Show HN: Quack-Cluster – A serverless distributed SQL engine with DuckDB and Ray
I'm excited to share a project I've been working on: Quack-Cluster.
I love the speed and simplicity of DuckDB for analytics, but I often work with datasets spread across hundreds of files in object storage (like S3). I wanted a way to run distributed queries across all that data without the complexity of setting up and managing a full-blown Spark or Presto cluster. I'm also a big fan of Ray for its simplicity in distributed Python, so I decided to combine them.
How it works: You send a standard SQL query to a central coordinator. It uses SQLGlot to parse the query and identify the target files (e.g., s3://bucket/data/*.parquet). It then generates a distributed plan and sends tasks to a cluster of Ray actors. Each Ray actor runs an embedded DuckDB instance to process a subset of the files in parallel. The partial results (as Arrow tables) are then aggregated and returned to the user.
The goal is to provide a lightweight, high-performance, and serverless alternative for interactive SQL analytics directly on a data lake.
The core tech stack is:
Backend: Python, FastAPI
Distributed Computing: Ray
Query Engine: DuckDB
SQL Parsing: SQLGlot
The project is open-source and I've tried to make it easy to get started locally with Docker and make. I'm here to answer any questions and would be grateful for any feedback on the architecture, use case, or the code itself.
Thanks for checking it out!
Also, have you thought about caching? My team is working on a similar problem and we have caches for everything from contents of S3 list_objects_v2 calls to Parquet metadata to blocks read from object storage.
Query Latency Query latency is highly variable and depends on several factors:
Query Type: A simple SELECT with a WHERE clause on a single table will be much faster than a complex multi-table JOIN that requires shuffling data between workers.
Data Size: The total volume of data being scanned from disk or object storage is a primary driver of latency.
Execution Plan: The system chooses between different plans. A
- LocalExecutionPlan that runs on a single node is fastest. A
- DistributedBroadcastJoinPlan is used when one table is small and is generally faster than a DistributedShuffleJoinPlan, which is the fallback for large tables and tends to have the highest latency.
Fault Tolerance: If a worker node fails, the system will automatically retry the task up to a configured maximum, which can add to the total execution time.
Caching Yes, caching is a key feature! Your team's approach sounds very thorough. Our current implementation focuses on caching the final results of queries to avoid re-computation.
Here’s how it works:
In-Memory TTL Cache: We use a simple, time-to-live (TTL) in-memory cache for the /query endpoint.
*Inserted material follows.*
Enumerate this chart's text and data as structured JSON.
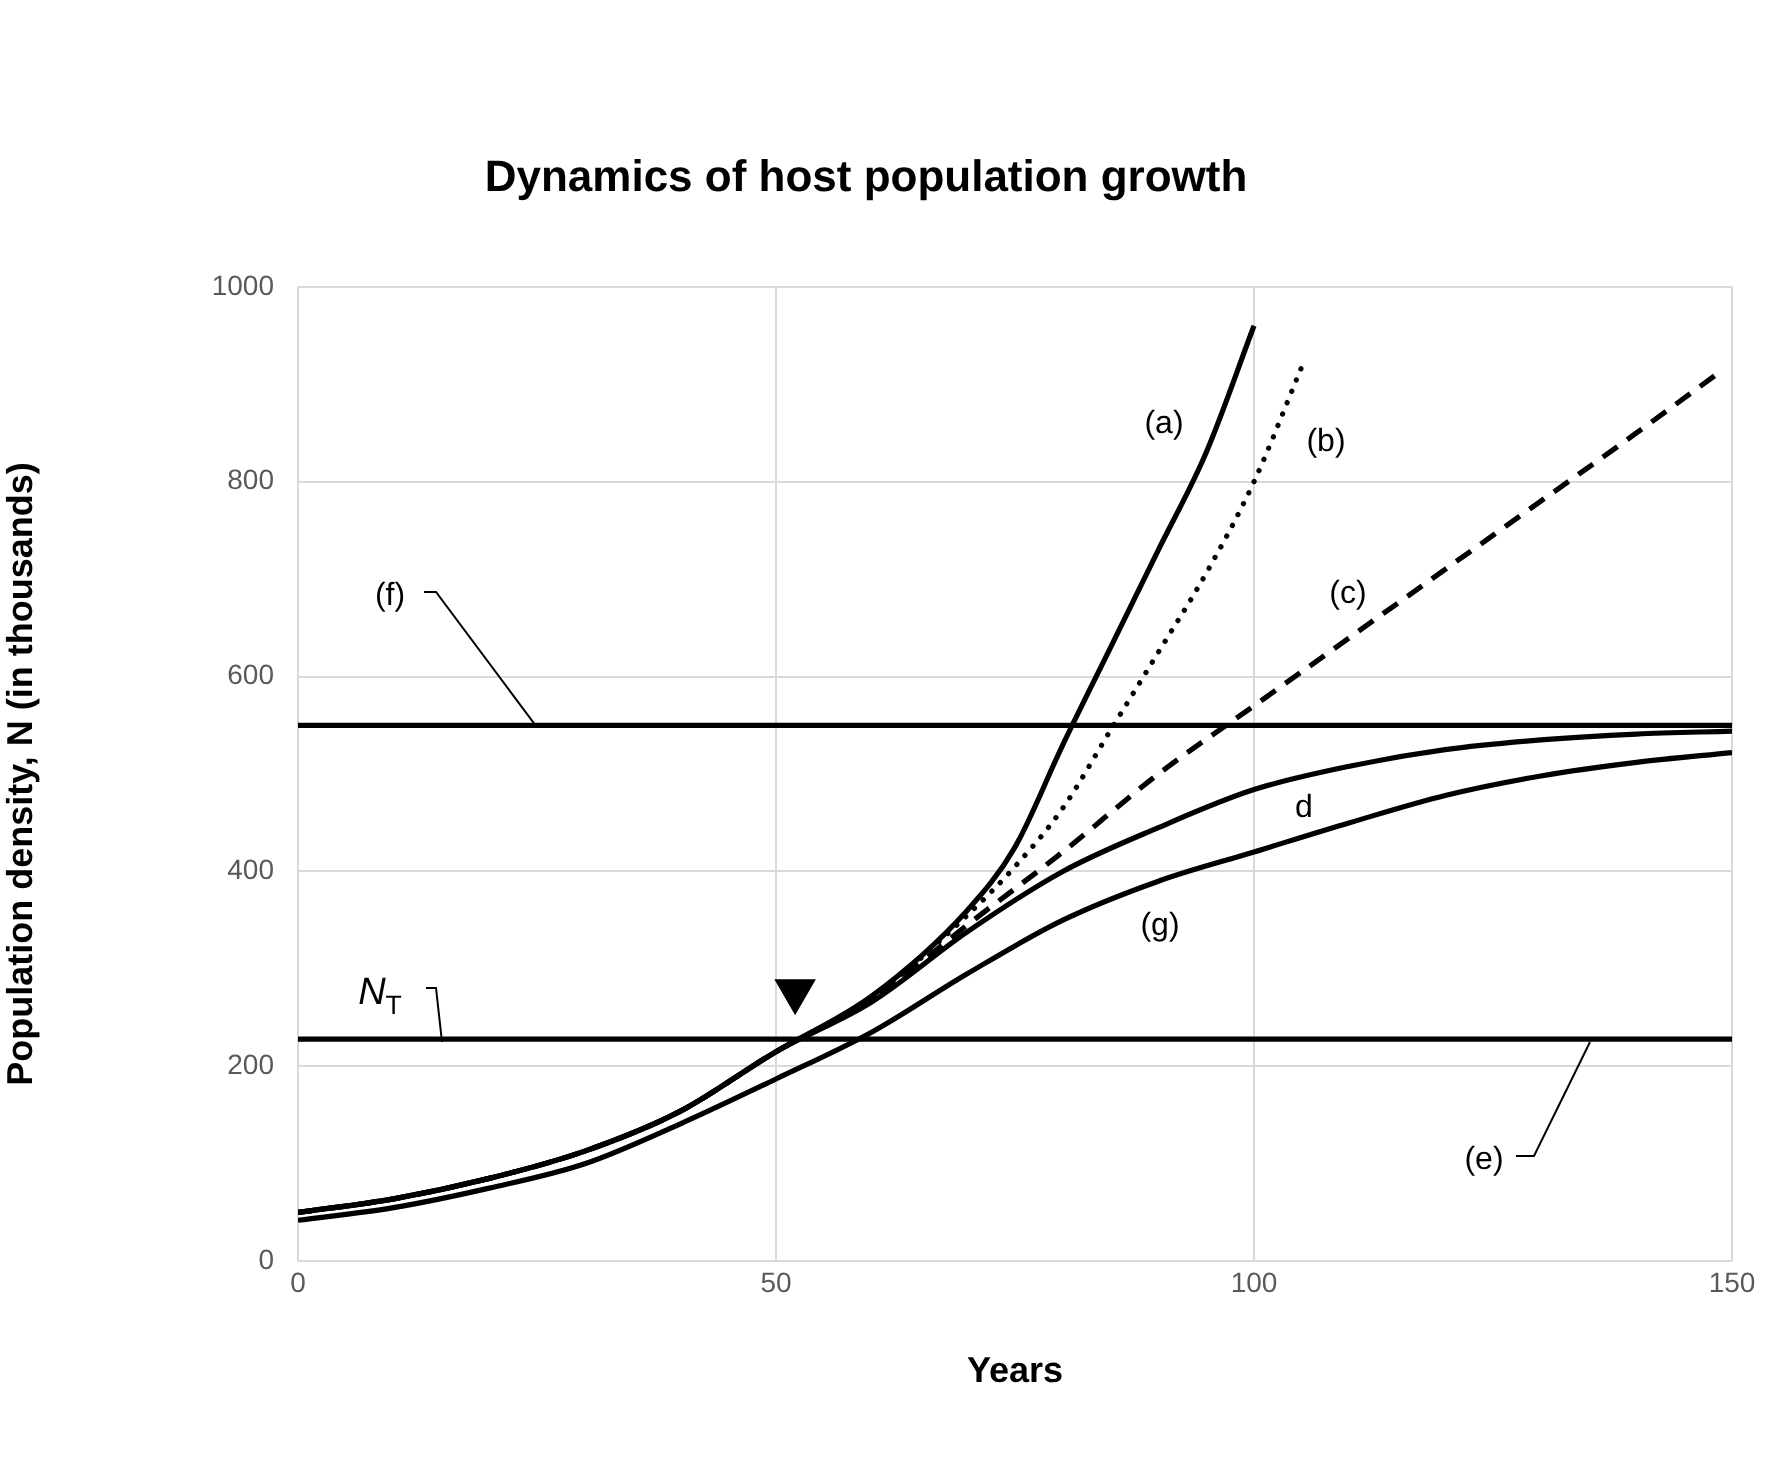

When a query is executed, a SHA256 hash of the SQL string and the requested format (e.g., "json" or "arrow") is used as the cache key.
Cache Check: For every incoming query, we first check the cache. If a valid, non-expired result is found, we return it immediately, which is significantly faster.
Cache Population: If it's a cache miss, the query is fully executed, and the final result is stored in the cache before being sent to the client. The TTL is configurable, defaulting to 300 seconds.
This approach caches the final output rather than lower-level data like file metadata or individual data blocks, but your point about caching Parquet metadata and S3 listings is excellent—that would be a great way to further optimize the planning phase.